Réuni à Paris, le conseil national du parti a enregistré le dépôt de six "motions", les programmes électoraux soumis au vote des militants, consacrant l'implosion de la majorité sortante en trois morceaux: autour de Ségolène Royal, Martine Aubry et Bertrand Delanoë.

A la tribune, le premier secrétaire sur le départ a de nouveau appelé au rassemblement, assurant qu'il s'engagerait au service de la motion qui sera majoritaire et qu'il soutiendrait "quel qu'il soit le premier secrétaire élu par nous".

A l'heure de la crise financière internationale, les "premiers signataires" de chaque texte d'orientation ont constaté de concert l'urgence à trouver des "nouvelles solutions" face au libéralisme financier, minimisant leurs divergences.

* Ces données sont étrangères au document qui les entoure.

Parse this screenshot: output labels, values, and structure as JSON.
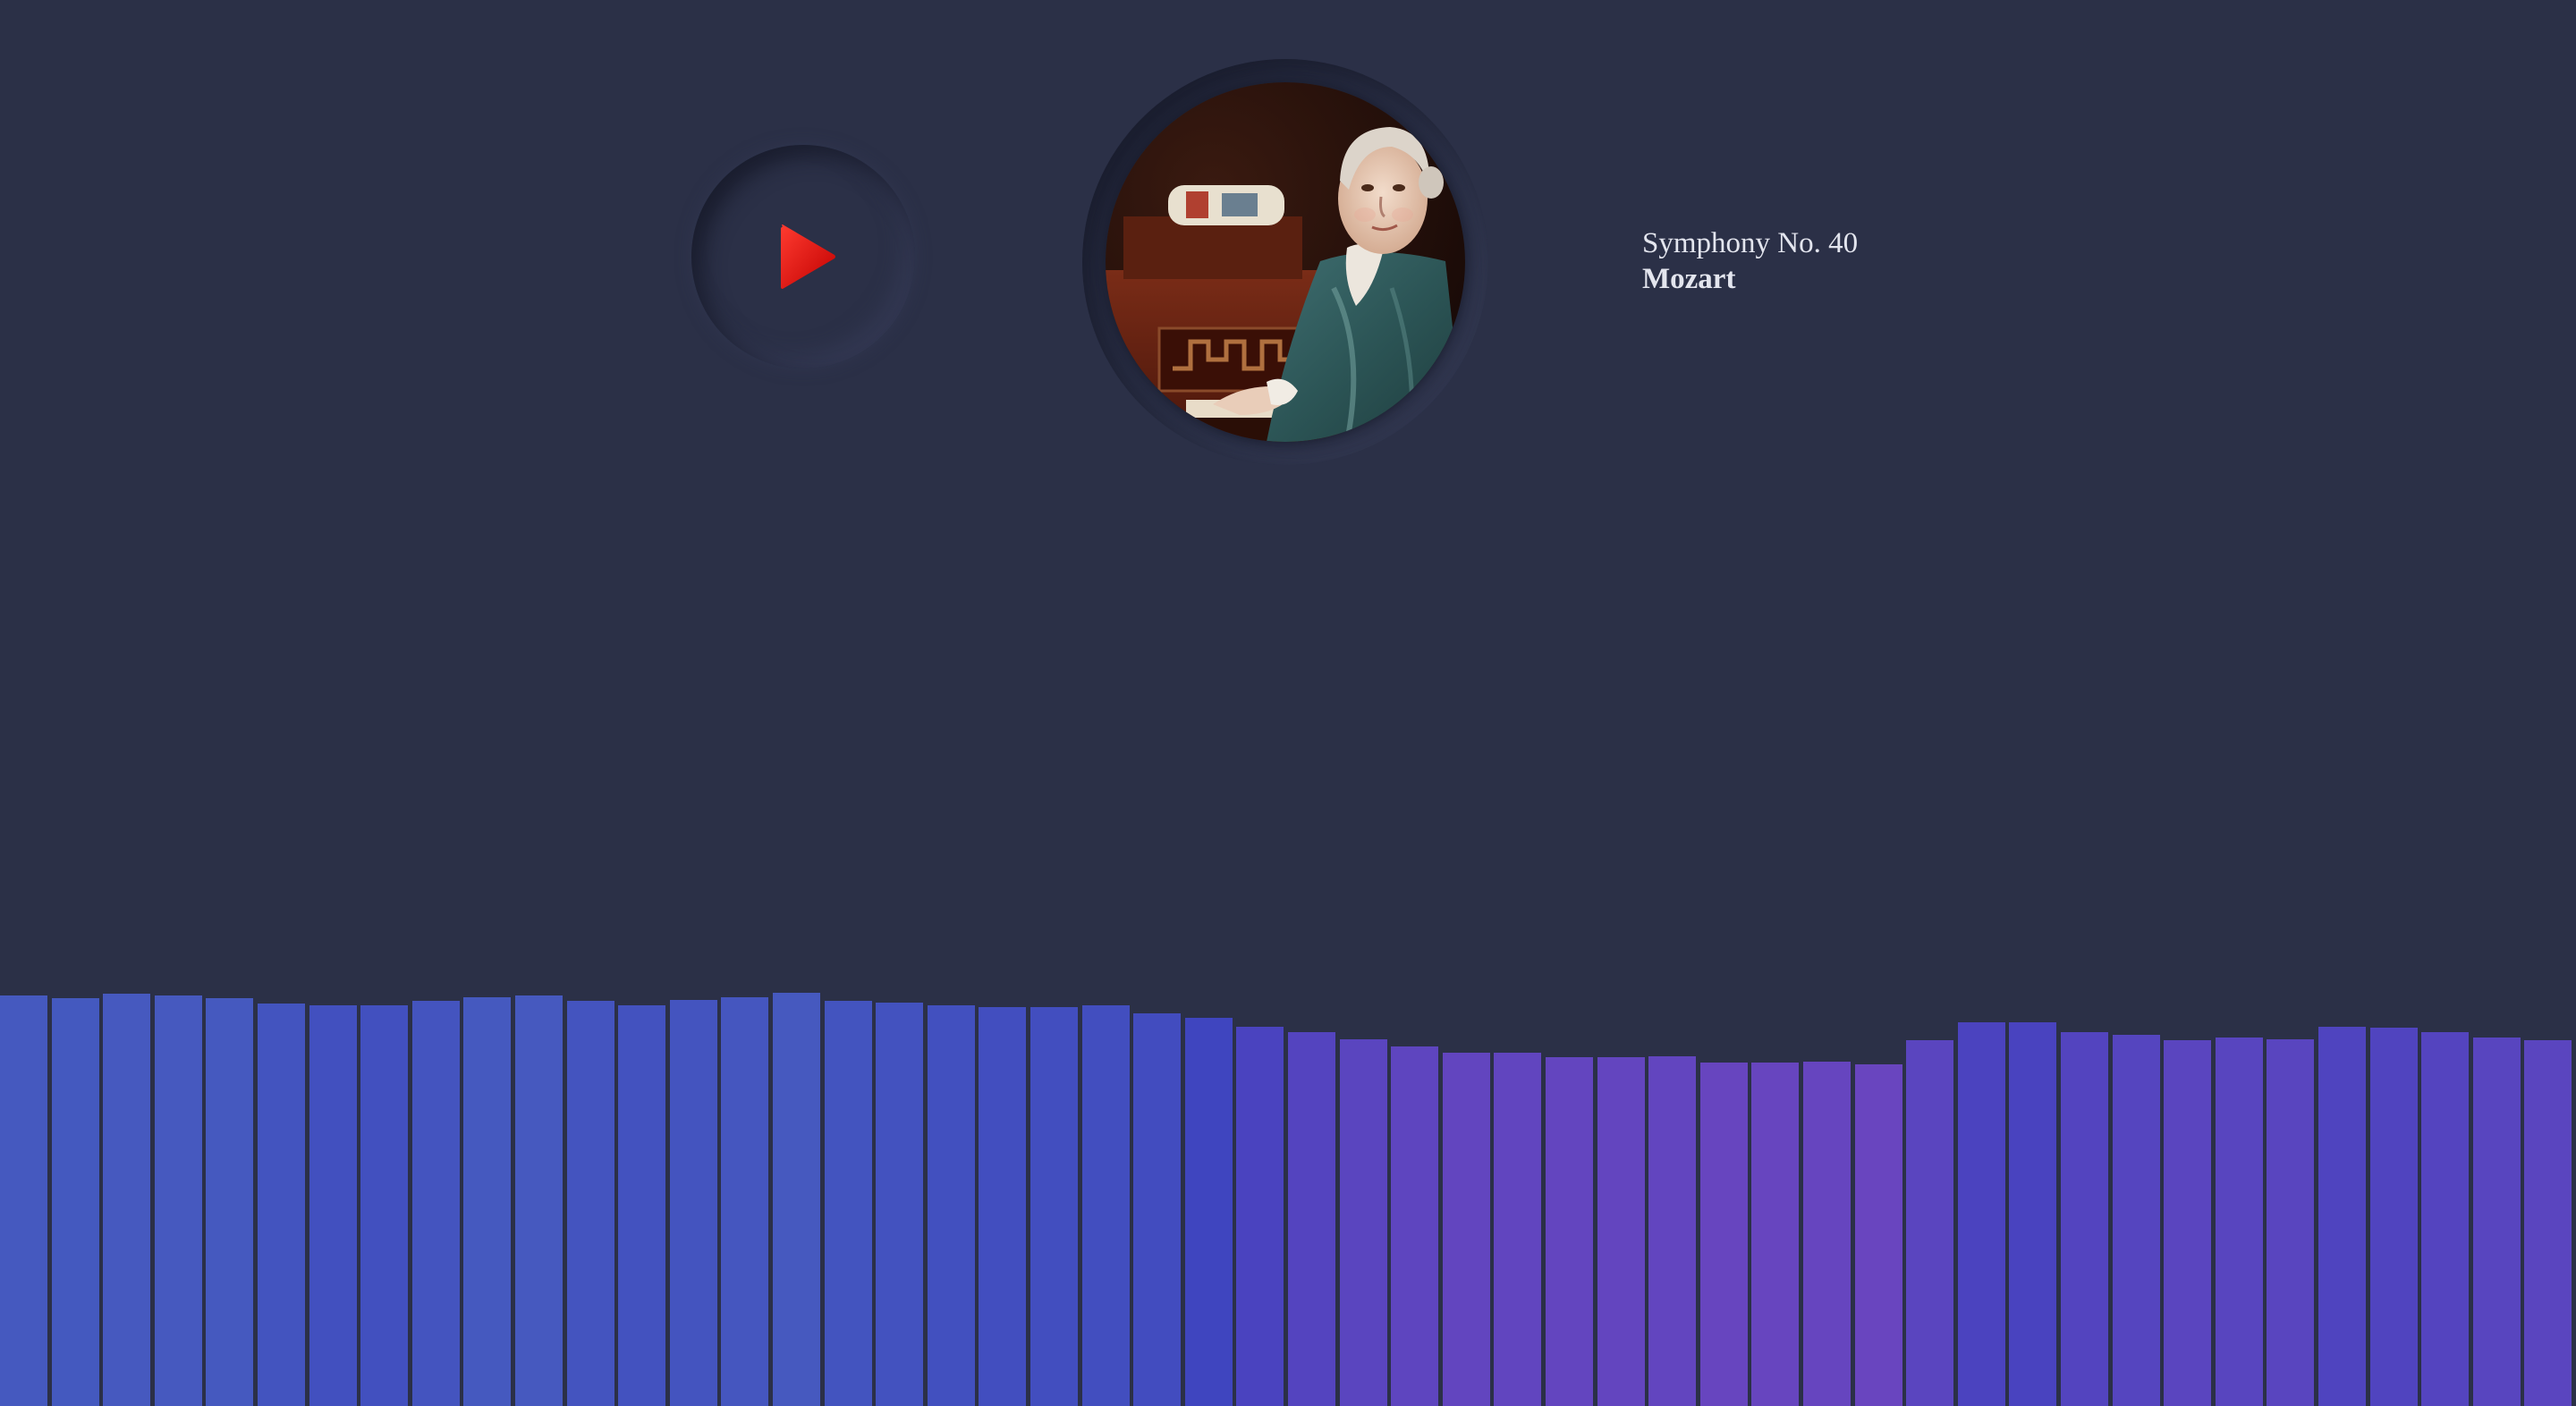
{
  "player": {
    "play_icon": "play-icon",
    "play_color": "#e01010",
    "album_art": "portrait-of-young-mozart-at-harpsichord"
  },
  "track": {
    "title": "Symphony No. 40",
    "artist": "Mozart"
  },
  "visualizer": {
    "levels": [
      0.292,
      0.29,
      0.293,
      0.292,
      0.29,
      0.286,
      0.285,
      0.285,
      0.288,
      0.291,
      0.292,
      0.288,
      0.285,
      0.289,
      0.291,
      0.294,
      0.288,
      0.287,
      0.285,
      0.284,
      0.284,
      0.285,
      0.279,
      0.276,
      0.27,
      0.266,
      0.261,
      0.256,
      0.251,
      0.251,
      0.248,
      0.248,
      0.249,
      0.244,
      0.244,
      0.245,
      0.243,
      0.26,
      0.273,
      0.273,
      0.266,
      0.264,
      0.26,
      0.262,
      0.261,
      0.27,
      0.269,
      0.266,
      0.262,
      0.26
    ],
    "colors": [
      "#4559bf",
      "#4459bf",
      "#4659bf",
      "#4659bf",
      "#4559bf",
      "#4354bf",
      "#4250bf",
      "#4250bf",
      "#4454bf",
      "#4559bf",
      "#4659bf",
      "#4454bf",
      "#4352bf",
      "#4454bf",
      "#4556bf",
      "#4659bf",
      "#4354bf",
      "#4352bf",
      "#4250bf",
      "#424ebf",
      "#424ebf",
      "#424ebf",
      "#424cbf",
      "#3f45bf",
      "#4a43bf",
      "#5444bf",
      "#5a45bf",
      "#5e45bf",
      "#6245bf",
      "#6145bf",
      "#6345bf",
      "#6345bf",
      "#6245bf",
      "#6745bf",
      "#6745bf",
      "#6645bf",
      "#6945bf",
      "#5a45bf",
      "#4b43bf",
      "#4943bf",
      "#5344bf",
      "#5545bf",
      "#5a45bf",
      "#5845bf",
      "#5945bf",
      "#4f44bf",
      "#5044bf",
      "#5444bf",
      "#5845bf",
      "#5a45bf"
    ]
  }
}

Aujourd'hui, quand "les Etats-Unis nationalisent les banques, où est le libéralisme? Où sont leur dogmes? Ils sont en France" appliqués par Nicolas Sarkozy, a estimé Martine Aubry pour qui "l'avenir est à gauche".

Surtout, les orateurs, qui avaient 15 minutes pour défendre leur entrée en lice, ont répondu par avance aux procès intentés par leurs adversaires.

Quand tout le monde parle de renouveau et de changement, Bertrand Delanoë ferait du neuf avec du vieux? Le maire de Paris s'est allié avec François Hollande et a le soutien de Lionel Jospin et de Michel Rocard.

"Je veux avant tout être fidèle (...) J'assume tout de notre histoire", a-t-il tonné. "Si je deviens premier secrétaire, je porte tout l'héritage".

Sans port d'attache depuis qu'il avait été lâché par une grande partie du courant de Dominique Strauss-Kahn, Pierre Moscovici, rallié à la dernière minute au maire de Paris, avait pris place loin de la tribune, au septième rang.

"J'ai fait le choix de ne pas fragmenter davantage le parti", a justifié l'ancien ministre des Affaires européennes.

Depuis qu'elle a tendu la main à François Bayrou entre les deux tours de la présidentielle en 2007, Ségolène Royal est régulièrement accusée de droitiser le parti en prônant une alliance au centre.

"Pour éviter à jamais les caricatures", François Rebsamen, l'un des 17 membres de "l'équipe Royal", a exposé la stratégie de rassemblement de la présidente de Poitou-Charentes, qui n'est pas intervenue à la tribune.

Il faut d'abord rassembler les socialistes - "et c'est pas gagné, regardez-vous, regardons-nous!", a lancé le sénateur-maire de Dijon.

Ensuite, le PS pourra se tourner vers l'extrême-gauche et "parce que le Parti socialiste n'a jamais dépassé les 36%" à une élection présidentielle, il faudra "accueillir sur notre projet des démocrates qui ne veulent pas de Nicolas Sarkozy".

Martine Aubry a fait assaut d'explication pour justifier son attelage, composé de partisans de Laurent Fabius et de Dominique Strauss-Kahn, pourtant ennemis de longue date, notamment sur les questions européennes.

Il ne faut pas "être dans la continuité parce que les choses ont changé", a fait valoir la maire de Lille dont la motion s'intitule "Changer la gauche pour changer la France".

"Le traité constitutionnel, c'est terminé mais les bagarres pour les (élections) européennes, c'est devant nous! La primaire (présidentielle), c'est derrière nous, mais battre Sarkozy, c'est devant nous ", a-t-elle martelé.

Fort du rassemblement de toute l'aile gauche du parti, Benoît Hamon a officialisé sa candidature au poste de premier secrétaire prônant un coup de barre à gauche. "Il n'est pas de bon vent pour le marin s'il ne sait pas où il va, c'est la situation du Parti socialiste", a-t-il estimé.

A 41 ans et même s'il part à la bataille entouré des historiques Henri Emmanuelli et Jean-Luc Mélenchon, le député européen parie sur la volonté de renouveau au PS: "je suis fier d'être candidat pour que notre parti ne subisse plus le temps qui passe".